2.4.1 Het afbakeningsproces in de regio’s Antwerpse Gordel – Klein-Brabant en Waasland

 

 

Op 3 maart 2009 nam de Vlaamse Regering kennis van de visie voor de buitengebiedregio Waasland en keurde ze de beleidsmatige herbevestiging van de bestaande gewestplannen voor ca. 29.000 ha agrarisch gebied én een operationeel uitvoeringsprogramma goed.

Op 27 maart 2009 nam de Vlaamse Regering kennis van de visie voor de buitengebiedregio Antwerpse Gordel Klein-Brabant en keurde ze de beleidsmatige herbevestiging van de bestaande gewestplannen voor ca. 9.600 ha agrarisch gebied én een operationeel uitvoeringsprogramma goed. Naar aanleiding van deze beslissing nam de Vlaamse regering kennis van de voortoets 2 die uitgevoerd werd naar aanleiding vanhet voorstel van beleidsmatige bevestiging van het agrarisch gebied van de Ettenhovense Polder. Tevens besliste de Vlaamse regering:

1. naar aanleiding van een beslissing over het principieel programma van de afbakening van de haven van Antwerpen een uitspraak te doen over al dan niet herbevestiging van Ettenhovense Polder in vogelrichtlijngebied.

2. haar goedkeuring te hechten aan het principe dat er binnen herbevestigd gebied volledige beleidsmarge blijft voor het realiseren van Nx en 2de spoorontsluiting en de noodzakelijke natuurcompensaties als gevolg van het doorsnijden van de speciale beschermingszones (actiegebied ‘Stabroekse Polder – Ettenhovense Polder’ en ‘Bossen van Ranst + Bossenstein’).

 

 

 

 

2.5 Het sigmaplan en het gewestelijk ruimtelijk uitvoeringsplan 'intergetijdengebied noordelijk gedeelte Prosperpolder'

Op 22 juli 2005 hechtte de Vlaamse Regering haar goedkeuring aan het geactualiseerde SigmaPlan, dat werd opgevat ter bescherming van het Scheldeëstuarium tegen overstromingen. Deze beslissing werd verder aangevuld met flankerende maatregelen en met een uitgewerkt ‘Meest Wenselijke Alternatief’, bestaande uit een optimale combinatie van dijkverhoging en de aanleg van GOG’s 3 (gecontroleerde overstromingsgebieden) en GGG’s (gecontroleerd gereduceerd tij).

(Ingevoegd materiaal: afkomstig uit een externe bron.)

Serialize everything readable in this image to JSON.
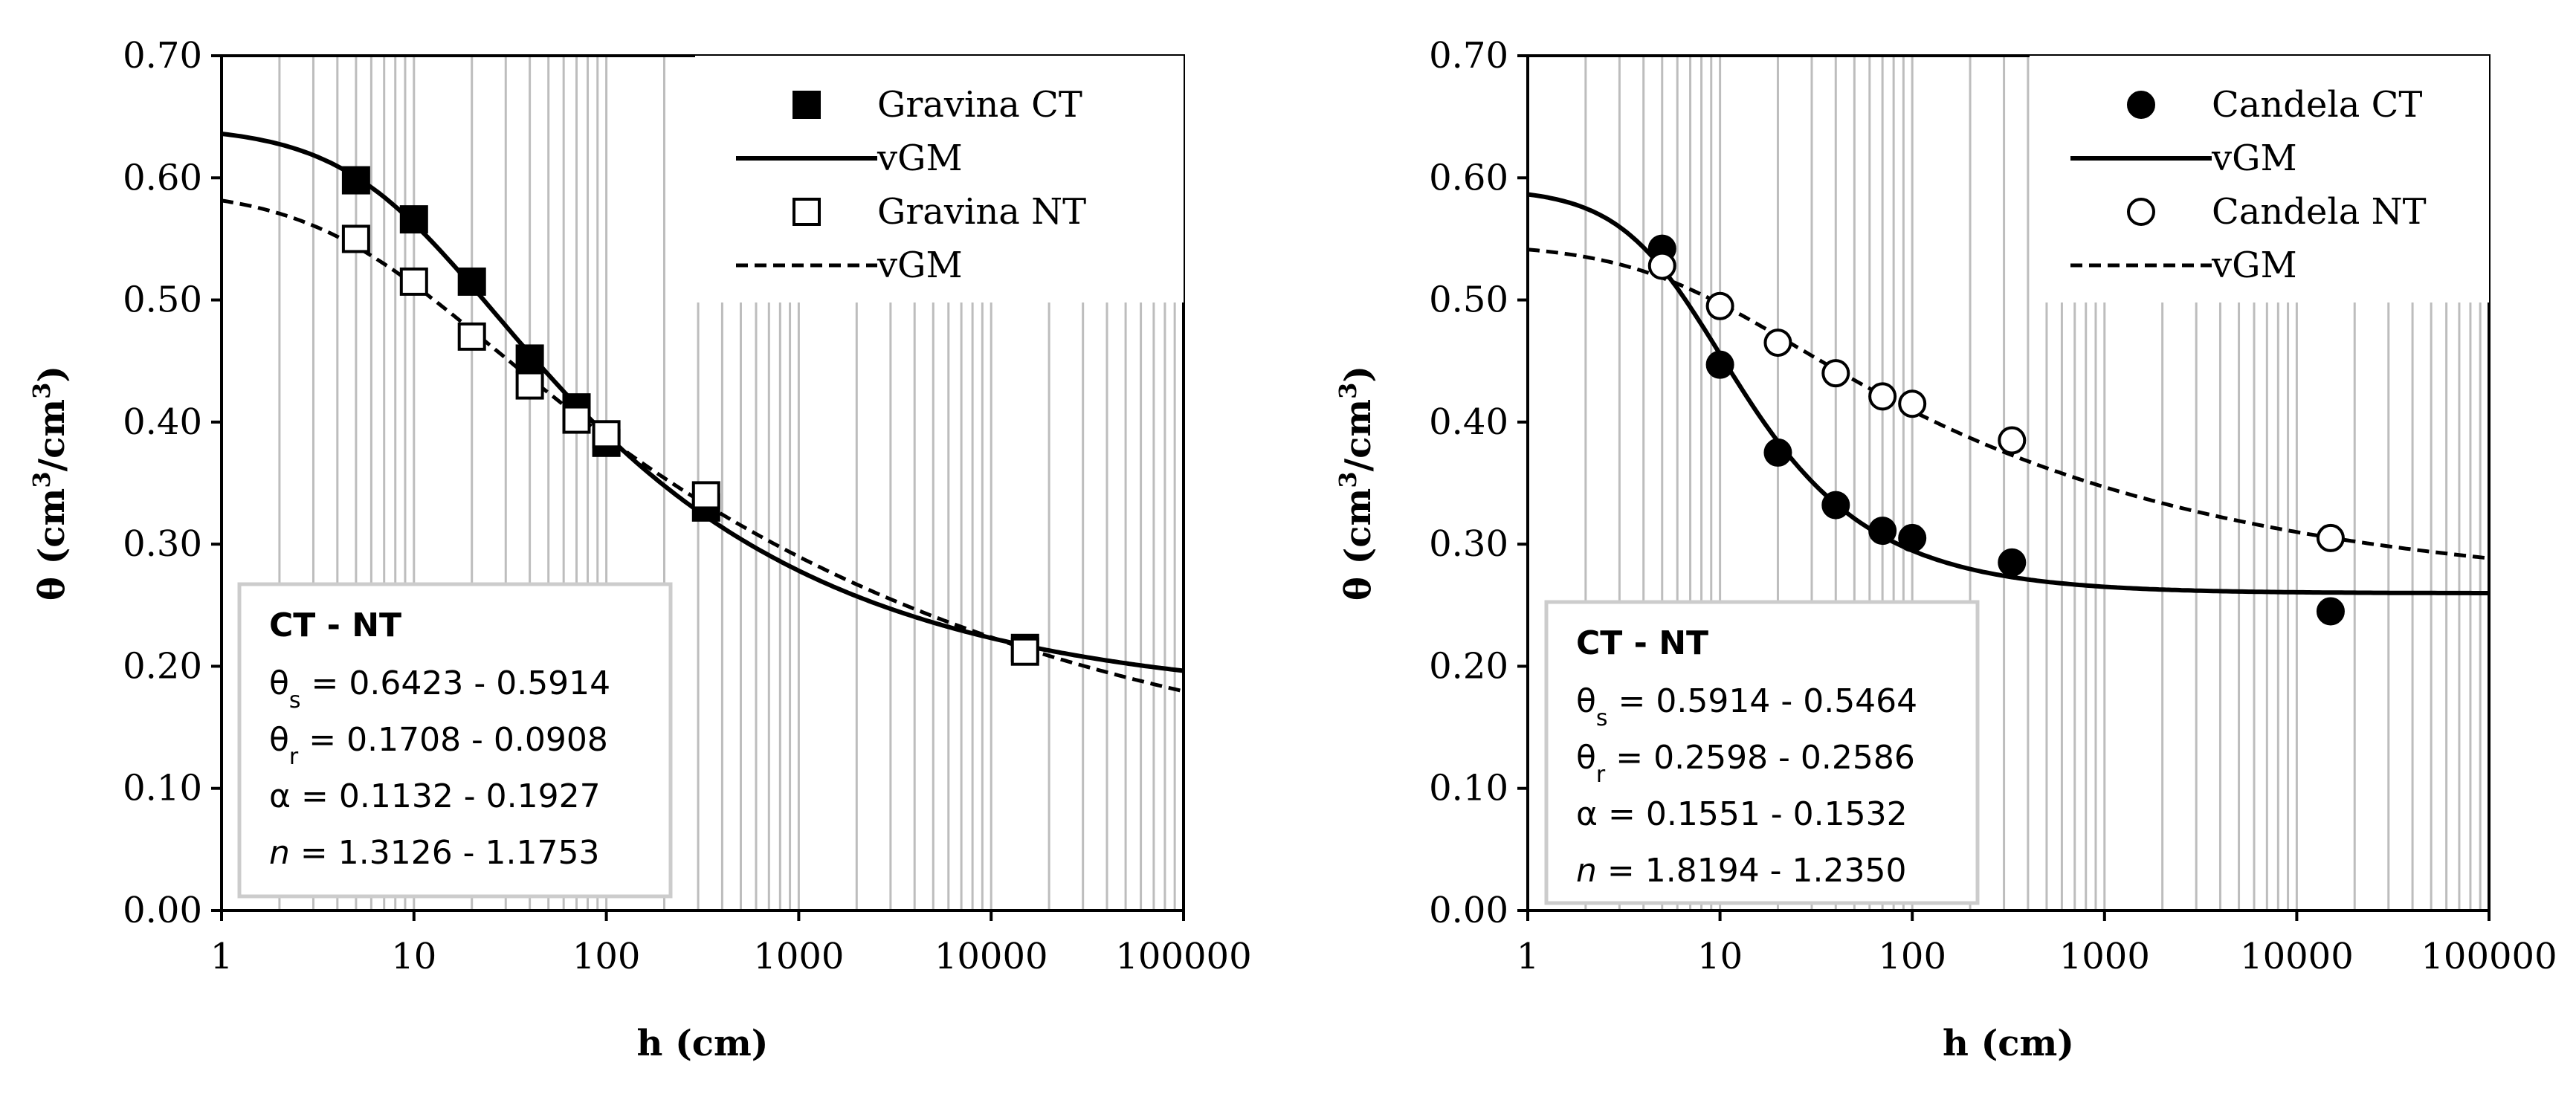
{
  "chart_data": [
    {
      "type": "scatter",
      "x_scale": "log",
      "xlabel": "h (cm)",
      "ylabel": "θ (cm³/cm³)",
      "ylabel_parts": {
        "base": "θ (cm",
        "sup1": "3",
        "mid": "/cm",
        "sup2": "3",
        "end": ")"
      },
      "xlim": [
        1,
        100000
      ],
      "ylim": [
        0,
        0.7
      ],
      "x_ticks": [
        "1",
        "10",
        "100",
        "1000",
        "10000",
        "100000"
      ],
      "y_ticks": [
        "0.00",
        "0.10",
        "0.20",
        "0.30",
        "0.40",
        "0.50",
        "0.60",
        "0.70"
      ],
      "grid": "vertical-minor",
      "legend_position": "top-right",
      "series": [
        {
          "name": "Gravina CT",
          "kind": "points",
          "marker": "square-filled",
          "x": [
            5,
            10,
            20,
            40,
            70,
            100,
            330,
            15000
          ],
          "y": [
            0.598,
            0.566,
            0.515,
            0.452,
            0.412,
            0.383,
            0.33,
            0.215
          ]
        },
        {
          "name": "vGM",
          "kind": "curve",
          "style": "solid",
          "params": {
            "theta_s": 0.6423,
            "theta_r": 0.1708,
            "alpha": 0.1132,
            "n": 1.3126
          }
        },
        {
          "name": "Gravina NT",
          "kind": "points",
          "marker": "square-open",
          "x": [
            5,
            10,
            20,
            40,
            70,
            100,
            330,
            15000
          ],
          "y": [
            0.55,
            0.515,
            0.47,
            0.43,
            0.402,
            0.39,
            0.34,
            0.212
          ]
        },
        {
          "name": "vGM",
          "kind": "curve",
          "style": "dashed",
          "params": {
            "theta_s": 0.5914,
            "theta_r": 0.0908,
            "alpha": 0.1927,
            "n": 1.1753
          }
        }
      ],
      "annotation": {
        "title": "CT - NT",
        "lines": [
          {
            "sym": "θ",
            "sub": "s",
            "val": " = 0.6423 - 0.5914"
          },
          {
            "sym": "θ",
            "sub": "r",
            "val": " = 0.1708 - 0.0908"
          },
          {
            "sym": "α",
            "sub": "",
            "val": " = 0.1132 - 0.1927"
          },
          {
            "sym": "n",
            "sub": "",
            "val": " = 1.3126 - 1.1753",
            "italic": true
          }
        ]
      }
    },
    {
      "type": "scatter",
      "x_scale": "log",
      "xlabel": "h (cm)",
      "ylabel": "θ (cm³/cm³)",
      "ylabel_parts": {
        "base": "θ (cm",
        "sup1": "3",
        "mid": "/cm",
        "sup2": "3",
        "end": ")"
      },
      "xlim": [
        1,
        100000
      ],
      "ylim": [
        0,
        0.7
      ],
      "x_ticks": [
        "1",
        "10",
        "100",
        "1000",
        "10000",
        "100000"
      ],
      "y_ticks": [
        "0.00",
        "0.10",
        "0.20",
        "0.30",
        "0.40",
        "0.50",
        "0.60",
        "0.70"
      ],
      "grid": "vertical-minor",
      "legend_position": "top-right",
      "series": [
        {
          "name": "Candela CT",
          "kind": "points",
          "marker": "circle-filled",
          "x": [
            5,
            10,
            20,
            40,
            70,
            100,
            330,
            15000
          ],
          "y": [
            0.542,
            0.447,
            0.375,
            0.332,
            0.311,
            0.305,
            0.285,
            0.245
          ]
        },
        {
          "name": "vGM",
          "kind": "curve",
          "style": "solid",
          "params": {
            "theta_s": 0.5914,
            "theta_r": 0.2598,
            "alpha": 0.1551,
            "n": 1.8194
          }
        },
        {
          "name": "Candela NT",
          "kind": "points",
          "marker": "circle-open",
          "x": [
            5,
            10,
            20,
            40,
            70,
            100,
            330,
            15000
          ],
          "y": [
            0.528,
            0.495,
            0.465,
            0.44,
            0.421,
            0.415,
            0.385,
            0.305
          ]
        },
        {
          "name": "vGM",
          "kind": "curve",
          "style": "dashed",
          "params": {
            "theta_s": 0.5464,
            "theta_r": 0.2586,
            "alpha": 0.1532,
            "n": 1.235
          }
        }
      ],
      "annotation": {
        "title": "CT - NT",
        "lines": [
          {
            "sym": "θ",
            "sub": "s",
            "val": " = 0.5914 - 0.5464"
          },
          {
            "sym": "θ",
            "sub": "r",
            "val": " = 0.2598 - 0.2586"
          },
          {
            "sym": "α",
            "sub": "",
            "val": " = 0.1551 - 0.1532"
          },
          {
            "sym": "n",
            "sub": "",
            "val": " = 1.8194 - 1.2350",
            "italic": true
          }
        ]
      }
    }
  ]
}
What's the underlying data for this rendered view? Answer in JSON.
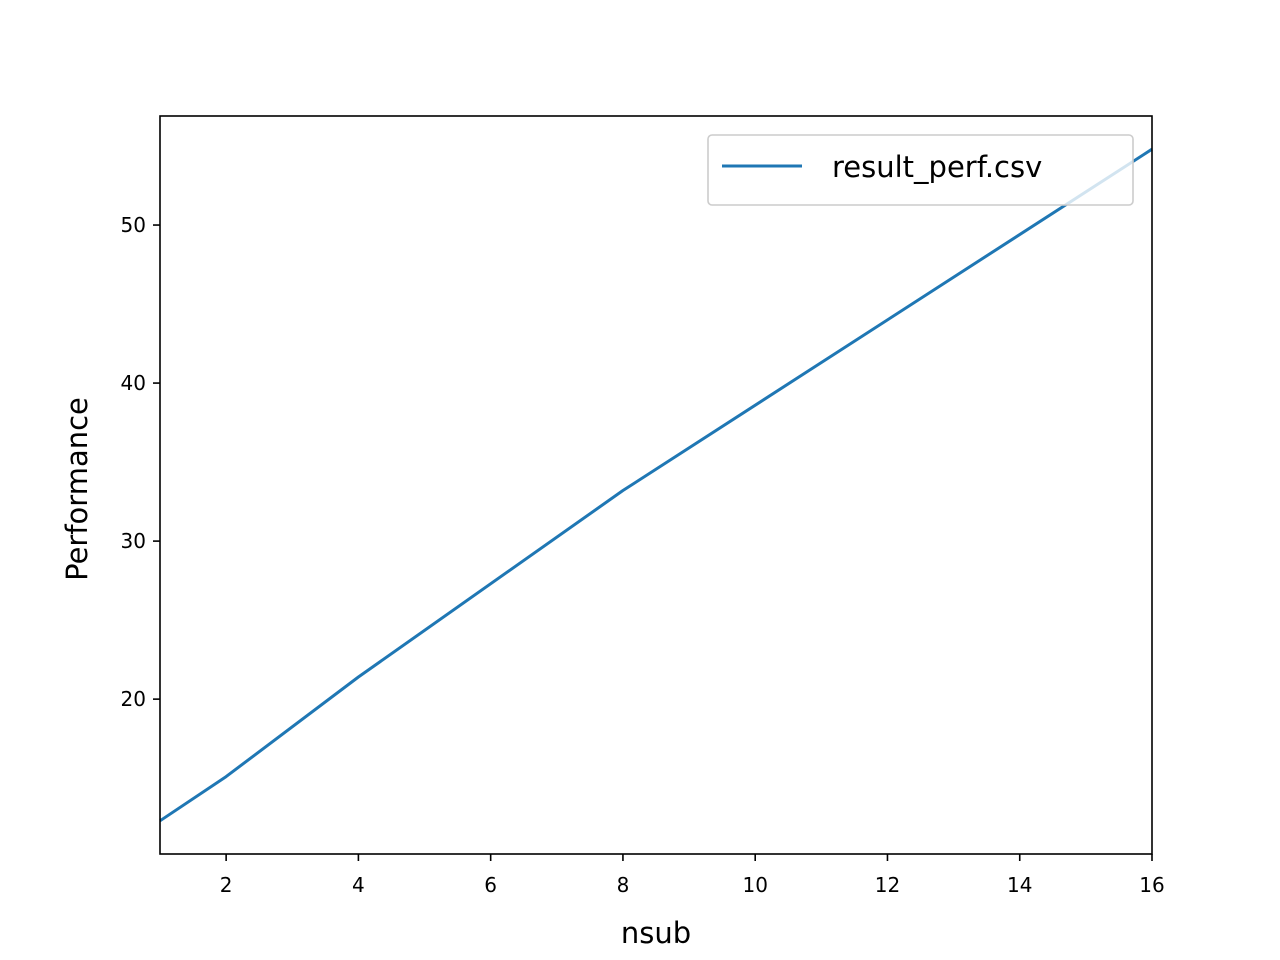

Hierbij is vastgesteld dat het project Hedwigepolder – Noordelijk deel Prosperpolder één van de prioritair op te starten overstromings- en natuurgebieden is. Het ruimtelijk uitvoeringsplan “intergetijdengebied noordelijk gedeelte Prosperpolder”, definitief goedgekeurd op 11 april 2008 door de Vlaamse Regering, situeert zich aan de rand van het plangebied van voorliggend ruimtelijk uitvoeringsplan. Het voorziet in een volwaardige ontwikkeling van robuuste natuur rond de zeehaven.